Trigonometric derivatives describe how sine, cosine, tangent, and the other trig functions change as an angle changes. They are essential in physics, engineering, signal analysis, waves, circular motion, and any situation involving periodic behavior. On a unit circle, a changing angle creates changing coordinates, and those changes become slopes on the matching sine and cosine graphs.
Learning these derivative patterns makes many calculus problems faster and more meaningful.
Key Facts
- d/dx[sin x] = cos x
- d/dx[cos x] = -sin x
- d/dx[tan x] = sec^2 x
- d/dx[cot x] = -csc^2 x
- d/dx[sec x] = sec x tan x and d/dx[csc x] = -csc x cot x
- Chain rule for trig functions: d/dx[sin u] = cos u · du/dx, where u is a function of x
Vocabulary
- Derivative
- A derivative gives the instantaneous rate of change or slope of a function at a point.
- Unit circle
- The unit circle is a circle of radius 1 centered at the origin, used to connect angles with sine and cosine values.
- Radian
- A radian is an angle measure based on arc length, and trig derivative formulas require angles to be measured in radians.
- Chain rule
- The chain rule is a differentiation rule used when one function is inside another, such as sin(3x) or cos(x^2).
- Periodic function
- A periodic function repeats its values over regular intervals, such as sine and cosine repeating every 2π radians.
Common Mistakes to Avoid
- Using degrees in derivative formulas, which is wrong because d/dx[sin x] = cos x only holds when x is measured in radians.
- Forgetting the negative sign in d/dx[cos x], which is wrong because cosine decreases at x = 0 so its derivative must be -sin x.
- Ignoring the chain rule for expressions like sin(5x), which is wrong because the inside function also changes and contributes a factor of 5.

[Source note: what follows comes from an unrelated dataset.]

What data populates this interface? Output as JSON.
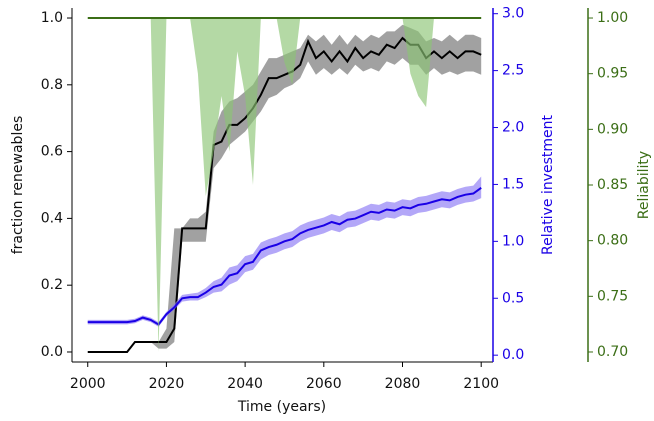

- Mixing up reciprocal function derivatives, which is wrong because sec x differentiates to sec x tan x, while csc x differentiates to -csc x cot x.
Practice Questions
- 1 Find d/dx[4sin x - 3cos x + 2tan x].
- 2 Find the derivative of y = 7cos(2x) - 5sin(x^2).
- 3 Explain why the derivative of sin x is positive near x = 0 but the derivative of cos x is 0 at x = 0, using the unit circle or graph slopes.